DVDs: A rather short week because of improv-related activity, but I did want to burn at least one entry in my i-MUST-CheckMovies project, and that was Brian De Palma's Scarface, a movie I only knew for its chainsaw scene, and as it turns, for having the same ending as Grant Theft Auto - Vice City. This is the movie that comes out every few years, about the rise and fall of a big criminal, a kind of corrupt American dream, but Scarface is no Godfather, or Goodfellas, or even a Wolf of Wall Street. It's much too obvious for that.
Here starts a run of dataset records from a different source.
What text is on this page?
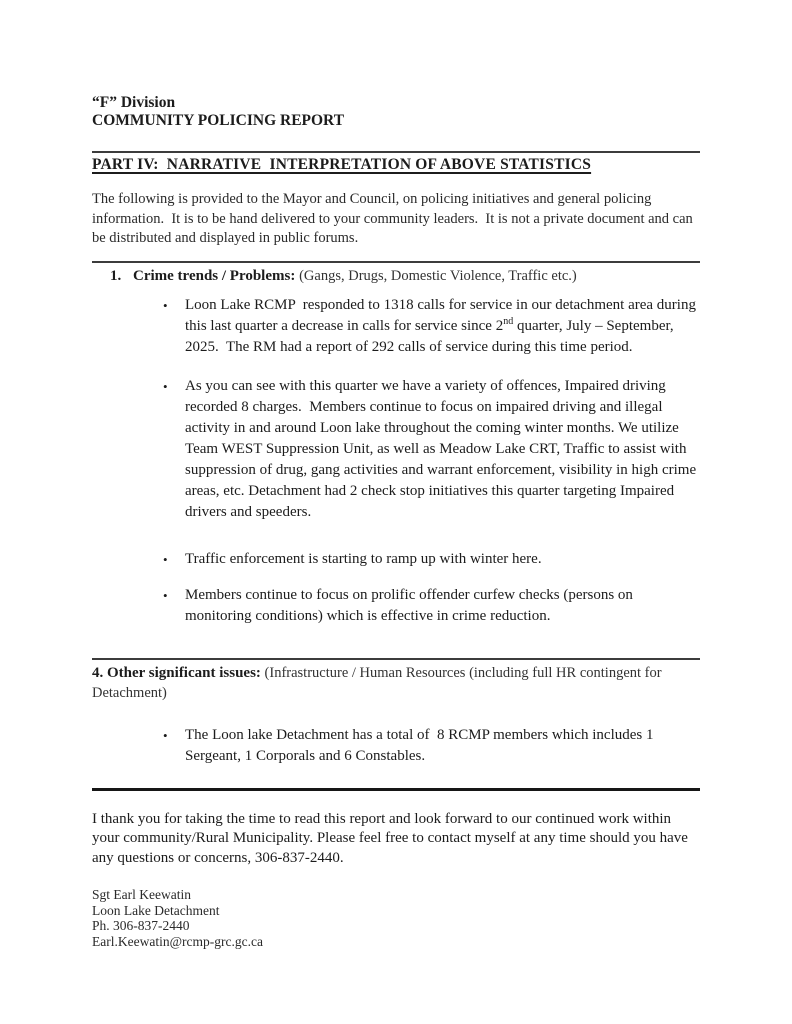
“F” Division
COMMUNITY POLICING REPORT
PART IV:  NARRATIVE  INTERPRETATION OF ABOVE STATISTICS

The following is provided to the Mayor and Council, on policing initiatives and general policing information.  It is to be hand delivered to your community leaders.  It is not a private document and can be distributed and displayed in public forums.

1. Crime trends / Problems: (Gangs, Drugs, Domestic Violence, Traffic etc.)
•	Loon Lake RCMP  responded to 1318 calls for service in our detachment area during this last quarter a decrease in calls for service since 2nd quarter, July – September, 2025.  The RM had a report of 292 calls of service during this time period.
•	As you can see with this quarter we have a variety of offences, Impaired driving recorded 8 charges.  Members continue to focus on impaired driving and illegal activity in and around Loon lake throughout the coming winter months. We utilize Team WEST Suppression Unit, as well as Meadow Lake CRT, Traffic to assist with suppression of drug, gang activities and warrant enforcement, visibility in high crime areas, etc. Detachment had 2 check stop initiatives this quarter targeting Impaired drivers and speeders.
•	Traffic enforcement is starting to ramp up with winter here.
•	Members continue to focus on prolific offender curfew checks (persons on monitoring conditions) which is effective in crime reduction.
4. Other significant issues: (Infrastructure / Human Resources (including full HR contingent for Detachment)
•	The Loon lake Detachment has a total of  8 RCMP members which includes 1 Sergeant, 1 Corporals and 6 Constables.

I thank you for taking the time to read this report and look forward to our continued work within your community/Rural Municipality. Please feel free to contact myself at any time should you have any questions or concerns, 306-837-2440.

Sgt Earl Keewatin
Loon Lake Detachment
Ph. 306-837-2440
Earl.Keewatin@rcmp-grc.gc.ca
It's garish and noisy and vulgar. Al Pacino doesn't so much chew the scenery as devour it, and it does nothing to change my basic opinion of Oliver Stone (who wrote the screenplay) as a sensationalism peddler. Memorable scenes, sure, but Scarface is rather soulless and empty. And that score/soundtrack! Pee-yew! An 80s movie through and through, it's as carbon-dated as a fossil. If someone were to change the music to something more timeless, more traditionally Cuban for example, it would actually improve the film a hundred fold.
Books: Someone pointed me to GoodReads' user reviews of Lydia Davis' The Cows, and they were amazing in their own right. Essentially: "Thirty-something pages of a person describing three cows. And I couldn't put it down." I had to see it for myself. And that's exactly what it is. Pithy observations about three cows grazing across the way, their positions, their movements, their attitudes, and the writer's own relationship to them as objects in space, and as living things one has a tendency to anthropomorphize. While akin to a book of epigrams or poetry (plus lots of black and white photography of said three cows), there is a narrative there, after a fashion. The seasons change, life moves forward, for them as for their observer. The cows are not metaphors, we're told, but it's almost impossible for the reader not to do so anyway. They come to mean something. And while I was perfectly happy owning this the same way I own a copy of the unreadable Finnegan's Wake, i.e. as an objet d'art or curiosity, it ended on the kind of grace note that made me kind of weepy. It looks slim, but it actually wasn't a bad way to spend 10-12$.
Audios: For Doctor Who's 50th Anniversary, Big Finish produced The Light at the End, a multi-Doctor story penned and directed by Nick Briggs, that pitted the first 8 Doctors (though mostly 4th through 8th, on account of their being alive) against BF's version of the Master. Now, multi-Doctor stories are an easy sell in terms of popularity, but a hard sell creatively. They usually turn out to be celebratory hogwash, set pieces dependent on who's available, inserted into a paltry plot. Briggs is a plot-driven writer, however, so the story's pretty tight. I didn't get that special feeling though. You know what I mean? An anniversary story, crafted by a super-fan-turned-pro, and involving that many beloved actors and characters (counting the companions), should, by rights, have made me tear up. Not quite. Ah well. The Light at the End still manages to make a statement about the Doctor's importance to the universe; it just doesn't really transcend to his importance to the real world. And there's something fun about the Doctor being forced to play companion to himself, and of course, it does a good job with the usual draw of such stories - various characters from the franchise meeting for the first time. I wanted it to be more, but it's still one of the better multi-Doctor stories ever produced, well above the norm. The package also includes a couple of strong documentaries, just above an hour each. One is a making of that talks to every participant in the cast and crew; the other talks about Big Finish, its beginnings, its team, its evolution. Both are entertaining and interesting.